Illustration by Alizajane Hicks
I have to say, entertainment takes on a whole new meaning in the midst of what we all hope will be the most chaotic year of our lives. We have a lot of new terms to grapple with: social distancing. We have a lot of older terms that are still around, but mean something different: gather. Even what it means to be resilient has changed.
The journey of the movie theater began with magic lantern shows, then wound through Edison’s Vitascope Theatre towards the 1905 birth of the first Nickelodeon in Pittsburgh. After that came the introduction of soundtracks in the form of live organ music. Personally, I vote we return to this, perhaps incorporating elements of the movie palaces that followed later on (think dim lighting and an absurd amount of maroon velvet). The introduction of concessions, drive-in theaters, and those classic folding seats culminated in our understanding of the modern movie theater.
Movie theaters have also seen a lot of history. They punctuated the Jim Crow South with the birth and subsequent death of segregated movie theaters, then the similar rise and fall of white-only boxes, tracing the lines of a progressing society. Later on, Hollywood’s Golden Age left some dazzled and some distraught. Recent years have been marked by a concerted desire to showcase underrepresented voices, balanced against the steady gaze of a profit-driven industry.
When Atlanta businesses closed in March, the Plaza Theatre was left with a set level of expenses and an end to their most obvious source of revenue: showings. The theater already had plans in the works to begin offering long-term drive-in theater experiences, and with a little help of some rapid cost-cutting, were able to transition to showing movies on an inflatable screen in their parking lot. Additional partnerships with other viewing locations and restaurants followed suit, allowing them to stay afloat in an environment where entertainment was abruptly quite low on the societal priority list.

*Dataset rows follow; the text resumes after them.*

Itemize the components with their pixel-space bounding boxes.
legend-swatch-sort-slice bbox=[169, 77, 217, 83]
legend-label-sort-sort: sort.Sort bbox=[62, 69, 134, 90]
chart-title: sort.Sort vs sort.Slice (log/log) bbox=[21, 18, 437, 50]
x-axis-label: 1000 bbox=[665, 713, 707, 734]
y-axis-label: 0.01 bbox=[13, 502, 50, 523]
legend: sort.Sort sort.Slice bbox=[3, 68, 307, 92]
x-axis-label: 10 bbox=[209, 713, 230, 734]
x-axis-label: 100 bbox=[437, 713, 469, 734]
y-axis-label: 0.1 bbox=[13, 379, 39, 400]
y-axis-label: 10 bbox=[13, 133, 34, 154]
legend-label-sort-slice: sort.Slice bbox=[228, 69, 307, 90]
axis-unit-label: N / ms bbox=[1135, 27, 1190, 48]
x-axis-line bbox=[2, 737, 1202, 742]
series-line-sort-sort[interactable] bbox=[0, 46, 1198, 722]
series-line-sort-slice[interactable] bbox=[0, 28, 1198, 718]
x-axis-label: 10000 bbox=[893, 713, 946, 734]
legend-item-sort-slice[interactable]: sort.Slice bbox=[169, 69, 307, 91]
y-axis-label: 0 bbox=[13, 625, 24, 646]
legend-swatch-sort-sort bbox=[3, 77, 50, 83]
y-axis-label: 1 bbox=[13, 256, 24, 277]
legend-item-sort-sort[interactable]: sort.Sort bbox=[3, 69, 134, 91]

As the oldest operating cinema in Atlanta, losing the Plaza would have meant losing a puzzle piece in the region’s history and culture. It was designed by architect George Harwell Bond and opened in 1939 with the all-female comedy-drama The Women. After a brief period as an X-rated cinema and live burlesque theater in the 1970’s, the theatre was renovated, bought and sold a few times, and has been slowly returning to its original appearance while featuring independent and international films.
The Plaza reopened to the public in early September with a Centers for Disease Control-regulated showing of the action-thriller, Tenet, written by Christopher Nolan and produced by Emma Thomas. Thankfully, the Plaza survived our own personal brand of history, as did our future ability to appreciate all that it represents.
You can teach an old dog new tricks, but only if you have the right tools: a plan already in place, the ability to cut costs and patrons eager for a continued experience. The theaters that could adapt did, and as with so much else, we have yet to grasp the ramifications of losing those that could not, in the end, adapt.